Lively, entertaining reviews of, and essays on, old and newer films and everything relating to them, written by professional author William Schoell.

Sunday, January 6, 2008

EATEN ALIVE


EATEN ALIVE (1977). Director: Tobe Hooper.

Eaten Alive (aka Starlight Slaughter) was Tobe Hooper's follow-up to Texas Chainsaw Massacre, but it pretty much suggests that the success of the first film was a fluke. Texas was crude, messy, disjointed, but it had a certain energy (especially at the end) that is generally missing from Eaten Alive -- even the climax is disappointing. Neville Brand offers a boring, mannered performance as Judd, the proprietor of the rundown Starlight Hotel near the swamp. Judd has sort of a pet alligator -- which he insists is actually a crocodile from Africa -- that tore off his leg and now munches on the guests after Brand dispatches them with his scythe.
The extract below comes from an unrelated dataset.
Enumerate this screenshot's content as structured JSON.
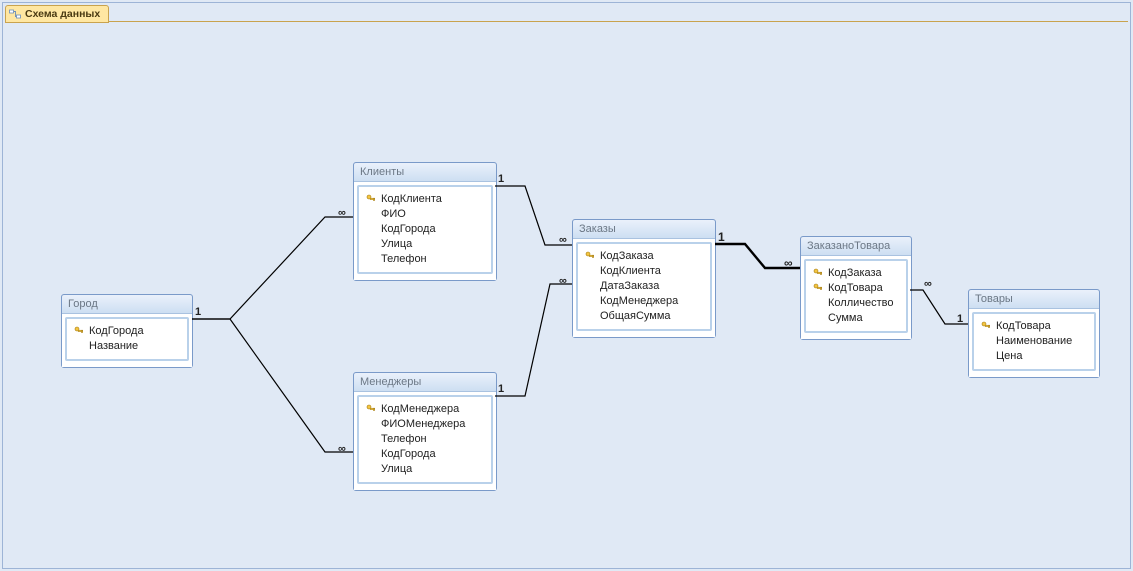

We never learn if Judd routinely kills off anyone who stays at his place or if he just happened to go on a rampage that day, possibly because one of the hookers shows up from the whorehouse that he was banned from (all he did there was mutter and stare and creep everyone out.) Carolyn Jones is fun as the madame of the brothel, while Stuart Whitman as the sheriff, Mel Ferrer as the hooker's father, and other actors offer professional turns. Robert Englund, who played Freddy Krueger in the Nightmare on Elm Street films, is amusingly cast as a sort of swaggering town stud. The whole production is bathed in Mario Bava-like colors, especially crimson, and the film has a grainy, dreamy look to it. With a better director at the helm, Eaten Alive might have amounted to a decent shocker, but the film has no scares, suspense or surprises, and the jangling score -- co-composed by Hooper -- should have been replaced with one less irritating and much eerier. Like Texas Chainsaw, Eaten Alive often comes off like a schlocky parody of a horror movie, only it seems to be played straight despite all the (often unintentionally) comical moments. It is never explained why the gator is so hungry that it attacks and devours so many people in such a short space of time (or maybe it just drags them to its den for a midnight supper?). Not quite as gruesome as Texas but there's a lot more gore (nothing over the top, however).

Verdict: More funny than frightening for the most part. **.